Ridiculous timeframe given to read and debate the Finance Bill

Ridiculous timeframe given to read and debate the Finance Bill

The bizarre practice of waving the Finance Bill is counter-productive and has to stop, writes Calum Fuller

WE ALL love a good read. Indeed, I fondly recall devouring the works of JRR Tolkien, Bill Bryson and BS Johnson with the best of them in years gone by.

But it would be a tall order for anyone to make short work of even those lively and engaging works of literature inside less than 48 hours, let alone the rather more turgid prose of the Finance Bill.

And so it’s no surprise that experts across the accountancy and tax profession have slammed the lack of consideration afforded to the Bill before it is ratified into law.
Published yesterday (24 March 2015), it is to be voted upon today in order to become law.

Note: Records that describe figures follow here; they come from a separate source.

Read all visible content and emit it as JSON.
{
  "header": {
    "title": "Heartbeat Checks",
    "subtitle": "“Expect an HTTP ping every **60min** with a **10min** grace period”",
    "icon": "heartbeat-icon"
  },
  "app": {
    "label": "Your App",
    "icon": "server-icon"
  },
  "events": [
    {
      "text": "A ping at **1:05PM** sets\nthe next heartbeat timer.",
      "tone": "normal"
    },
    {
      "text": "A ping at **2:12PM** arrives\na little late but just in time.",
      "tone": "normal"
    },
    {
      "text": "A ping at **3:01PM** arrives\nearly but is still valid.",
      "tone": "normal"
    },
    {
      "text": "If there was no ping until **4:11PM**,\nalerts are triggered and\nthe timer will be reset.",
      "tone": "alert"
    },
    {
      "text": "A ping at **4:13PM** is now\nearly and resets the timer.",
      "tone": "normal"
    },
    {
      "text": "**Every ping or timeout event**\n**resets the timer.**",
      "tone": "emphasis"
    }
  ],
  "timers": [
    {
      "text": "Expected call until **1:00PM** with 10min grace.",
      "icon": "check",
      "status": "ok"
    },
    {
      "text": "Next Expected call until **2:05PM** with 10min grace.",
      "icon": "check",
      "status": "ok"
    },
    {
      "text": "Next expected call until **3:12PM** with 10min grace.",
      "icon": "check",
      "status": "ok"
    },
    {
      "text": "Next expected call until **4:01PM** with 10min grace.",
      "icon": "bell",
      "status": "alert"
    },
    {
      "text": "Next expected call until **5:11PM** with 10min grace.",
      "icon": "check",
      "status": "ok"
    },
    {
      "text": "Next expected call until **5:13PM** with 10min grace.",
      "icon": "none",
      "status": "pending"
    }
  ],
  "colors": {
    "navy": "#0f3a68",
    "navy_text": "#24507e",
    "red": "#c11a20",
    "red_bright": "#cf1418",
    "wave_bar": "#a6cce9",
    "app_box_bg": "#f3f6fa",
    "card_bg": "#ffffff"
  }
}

Controversial tax rules including the Diverted Profits Tax – aimed at preventing multinationals shifting UK profits offshore – are included in the legislation, which runs to 340 pages and 264 pages of explanatory notes.

Alongside the so-called ‘Google tax’, repeated promoters and users of schemes are to be denied access to tax reliefs, while the practice of naming and shaming is extended, although concerns persist over the accuracy and fairness of previous name and shame initiatives.

Each of these measures – among the myriad others I haven’t mentioned here – is complex in its own right, and deserves careful consideration over how they will work in practice, how they will sit alongside and interact with existing law and whether they are, fundamentally, the right move.

Instead, the bill has been allocated two and a half minutes of debating time before it is put forward as law.

It is, as BDO tax partner Richard Rose put it, a “ridiculous timeframe”.

That view was echoed today as ICAS launched its general election manifesto, in which a key plank is the pressing need for a simpler tax code. The annual practice of waving through the Finance Bill without so much as a cursory glance directly impedes that.

What UK businesses so desperately need and cry out for, especially small and mid-sized firms, is transparency and certainty when it comes to taxation.

Individuals, too, need to understand their affairs, obligations and in the case of tax reliefs – opportunities.

This process allows for none of that, and it’s astonishing that more noise is not made about it.

Calum Fuller is the tax correspondent for Accountancy Age and Financial Director.